I have been in bed 20 mins & I've just heard the gravel crunch outside. It could be nothing, we'll see.

OP posts:
Skiingmaniac · 30/07/2015 23:40

Can you peep out the window?

bestguess23 · 30/07/2015 23:41

Do you have a plan of action?

spaghettihead5 · 30/07/2015 23:44

The dog quietens quickly because I expect he is familiar with ow by now. I think ow is from work & this relationship is 2-3 years old.
For the record I am not on meds, I know the day of the week is Thurs and the prime minister is David Beckham (or so my daughter tells me - joke).
I don't want to blow my cover too soon. I want evidence to get this man out of our house and to keep my reputation in tact.
I can hear H moving about in the darkness, he is sharing a room with DS.

OP posts:
spaghettihead5 · 30/07/2015 23:49

H doesn't know I know he is doing this. I think he has been shagging other women in our home (& probably sometimes my bed, sometimes the sitting room) while the children and/or I have been there asleep for years.
3 months ago I read about narcissists. My heart sank in recognition of the problems I've had with H.

OP posts:
spaghettihead5 · 30/07/2015 23:52

If I get out of bed the floorboards will creak & give me away.

OP posts:
Mika27 · 30/07/2015 23:55

Stay strong nannyfart. Flowers

Mika27 · 30/07/2015 23:58

You need to buy a remote controlled tarantula with a camera. That would be fun and lots of screams.
Do you ever go out? Can you pretend to go out with friends and stay somewhere near to spy?

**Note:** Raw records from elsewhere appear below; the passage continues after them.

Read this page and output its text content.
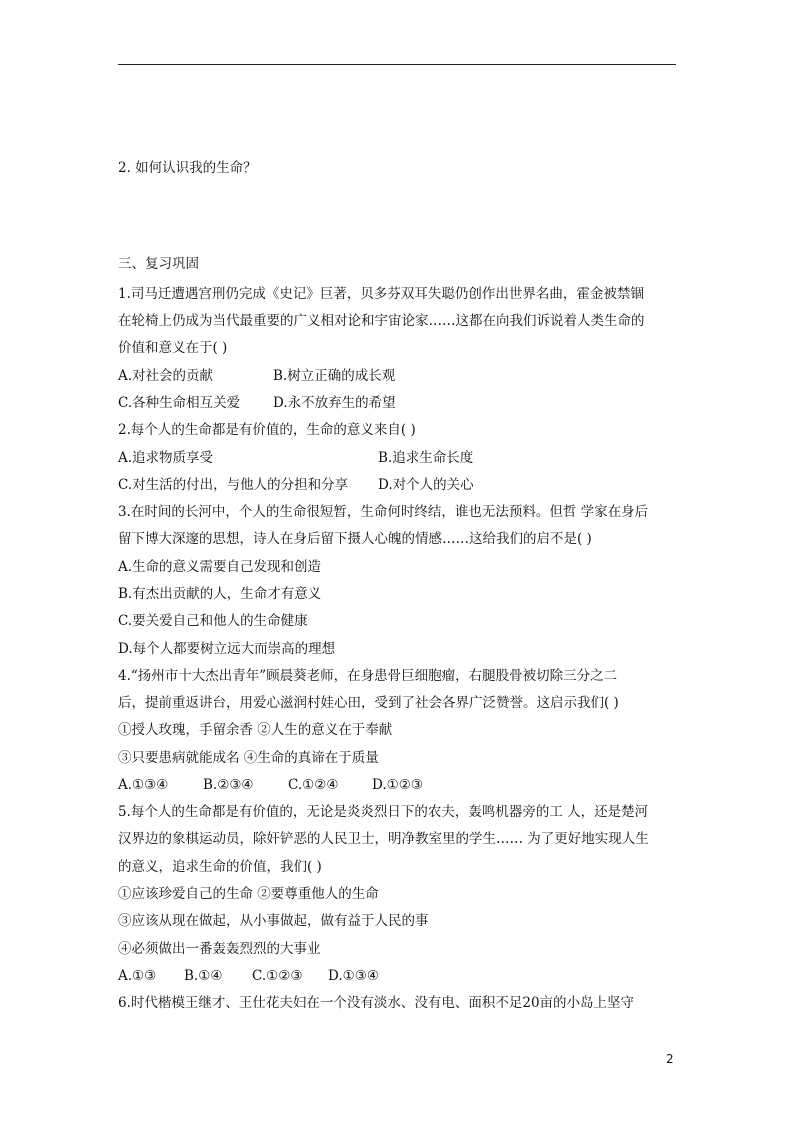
2. 如何认识我的生命？
三、复习巩固
1.司马迁遭遇宫刑仍完成《史记》巨著，贝多芬双耳失聪仍创作出世界名曲，霍金被禁锢
在轮椅上仍成为当代最重要的广义相对论和宇宙论家……这都在向我们诉说着人类生命的
价值和意义在于( )
A.对社会的贡献	B.树立正确的成长观
C.各种生命相互关爱 D.永不放弃生的希望
2.每个人的生命都是有价值的，生命的意义来自( )
A.追求物质享受	B.追求生命长度
C.对生活的付出，与他人的分担和分享 D.对个人的关心
3.在时间的长河中，个人的生命很短暂，生命何时终结，谁也无法预料。但哲 学家在身后
留下博大深邃的思想，诗人在身后留下摄人心魄的情感……这给我们的启不是( )
A.生命的意义需要自己发现和创造
B.有杰出贡献的人，生命才有意义
C.要关爱自己和他人的生命健康
D.每个人都要树立远大而崇高的理想
4.“扬州市十大杰出青年”顾晨葵老师，在身患骨巨细胞瘤，右腿股骨被切除三分之二
后，提前重返讲台，用爱心滋润村娃心田，受到了社会各界广泛赞誉。这启示我们( )
①授人玫瑰，手留余香 ②人生的意义在于奉献
③只要患病就能成名 ④生命的真谛在于质量
A.①③④	B.②③④	C.①②④ D.①②③
5.每个人的生命都是有价值的，无论是炎炎烈日下的农夫，轰鸣机器旁的工 人，还是楚河
汉界边的象棋运动员，除奸铲恶的人民卫士，明净教室里的学生…… 为了更好地实现人生
的意义，追求生命的价值，我们( )
①应该珍爱自己的生命 ②要尊重他人的生命
③应该从现在做起，从小事做起，做有益于人民的事
④必须做出一番轰轰烈烈的大事业
A.①③ B.①④ C.①②③ D.①③④
6.时代楷模王继才、王仕花夫妇在一个没有淡水、没有电、面积不足20亩的小岛上坚守
2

spaghettihead5 · 31/07/2015 00:09

Heard a car in the distance - we are in the sticks.
2353 I think someone has just come in the cottage, it sounded like the seal of the front door crackle open. Dog did not bark, maybe H was waiting outside (went out while I was in the shower?) & he and ow came in to the cottage together. He denies ow still, he wants to maintain a certain image in the eyes of his family.
0007 I think I can hear them shagging already.

OP posts:
bestguess23 · 31/07/2015 00:10

Oh FGS just go and bust them or call the cops. You can't keep putting up with this, there is zero logic in continuing this. There is nothing to stop your children walking in on this farce.

LondonRocks · 31/07/2015 00:13
Shock

Crumbs. I'm staggered. This all sounds like a living nightmare.

How come no one else can hear them? Don't the children ever wake?!